Putting the “Con” in Conglomerate
For some companies, these pure boosts to cash flow are just not enough. They want to squeeze even more juice out of these acquisitions. Consider the following scenario, based on allegations in legal proceedings of Tyco’s behavior during the acquisition process.
Imagine that you work in the accounting department of a company that just announced that it was being bought by a serial acquirer. The acquisition has not officially happened yet, but it is a friendly takeover with lucrative terms, and the deal is likely to close before the end of the month. The new owners want to start coordinating operations.
In walks one of the finance executives from the acquirer. He calls a meeting with the team and discusses some logistics that he says will help the transition go more smoothly.
He points to a pile of checks—payments from customers that you had planned to deposit later that day. “You see all those checks? I know you normally deposit them at the end of the day, but let’s hold off on that for now. Put them in this drawer, and we’ll deposit them in a few weeks. And let’s call up our biggest customers and tell them that they can hold off on paying us for a few weeks.
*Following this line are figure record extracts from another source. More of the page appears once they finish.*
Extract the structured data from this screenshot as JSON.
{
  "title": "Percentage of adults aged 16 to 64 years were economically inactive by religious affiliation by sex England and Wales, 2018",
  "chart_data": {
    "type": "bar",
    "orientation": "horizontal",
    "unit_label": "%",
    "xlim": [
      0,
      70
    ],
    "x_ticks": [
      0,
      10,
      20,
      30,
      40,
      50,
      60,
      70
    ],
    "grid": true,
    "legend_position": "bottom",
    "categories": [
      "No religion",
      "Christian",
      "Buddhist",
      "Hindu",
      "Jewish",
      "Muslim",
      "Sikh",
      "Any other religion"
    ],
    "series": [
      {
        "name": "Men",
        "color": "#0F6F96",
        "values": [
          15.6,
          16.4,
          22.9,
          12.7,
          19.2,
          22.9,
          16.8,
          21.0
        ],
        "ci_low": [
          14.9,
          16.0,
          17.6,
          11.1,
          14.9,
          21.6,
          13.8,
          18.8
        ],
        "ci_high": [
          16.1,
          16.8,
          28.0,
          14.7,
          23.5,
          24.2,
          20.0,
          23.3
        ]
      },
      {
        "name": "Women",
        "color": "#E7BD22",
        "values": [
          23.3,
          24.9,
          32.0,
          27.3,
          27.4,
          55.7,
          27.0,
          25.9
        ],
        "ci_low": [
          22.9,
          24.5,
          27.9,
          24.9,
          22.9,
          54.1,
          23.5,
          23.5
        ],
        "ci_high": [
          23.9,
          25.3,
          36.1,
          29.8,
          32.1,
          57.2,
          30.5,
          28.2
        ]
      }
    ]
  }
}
I know that sounds odd, but this will score us some points and ensure that they stay loyal through the transition.
“And you see that pile of bills? I know you normally wait until the deadline approaches to pay them; however, let’s pay them down ASAP. In fact, see if you can prepay any vendors or suppliers—I’m sure those folks would be willing to take our money and perhaps even give us a discount. We certainly have enough cash in the bank; let’s put it to good use.”
The day after the acquisition closes, the executive returns. “Now that we are one company, it’s time to go back to normal business procedure. Deposit those checks immediately and start collecting from customers. And stop paying those bills early—let’s wait until we get closer to the deadline.”
Think about the cash flow implications of this scenario. The target company’s CFFO was abnormally low in the weeks leading up to the acquisition as a result of abandoning collection efforts and paying down bills rapidly. However, once the acquisition closed, there were an unusually large number of receivables to collect and an unusually small number of bills to pay. This causes CFFO for your division to be abnormally high in the period immediately after the acquisition.
The finance executive had a trick up his sleeve. His reasons for abandoning collection efforts and prepaying vendors had little to do with engendering goodwill. He concocted this scheme in order to boost the CFFO of the combined company in the first quarter after the acquisition. Granted, the effect of this benefit would be short-lived; however, the executive knew that the scheme could continue as long as the company kept rolling up more and more acquisitions each quarter.
Tyco: The Mother of All Roll-Ups
This scenario is similar to allegations of what happened behind the scenes when Tyco made its acquisitions. And Tyco made a lot of acquisitions. From 1999 to 2002, Tyco bought more than 700 companies (that’s not a typo) for a total of approximately $29 billion. Some of these acquisitions were large companies; however, most of the businesses acquired were small enough that Tyco considered them “immaterial” and chose to disclose nothing at all about them. Imagine the impact that this game could have with 700 companies worth a combined $29 billion! It should come as no surprise, then, that Tyco was able to generate strong CFFO over these years, as shown in Table 12-1. But it certainly was not from a booming business!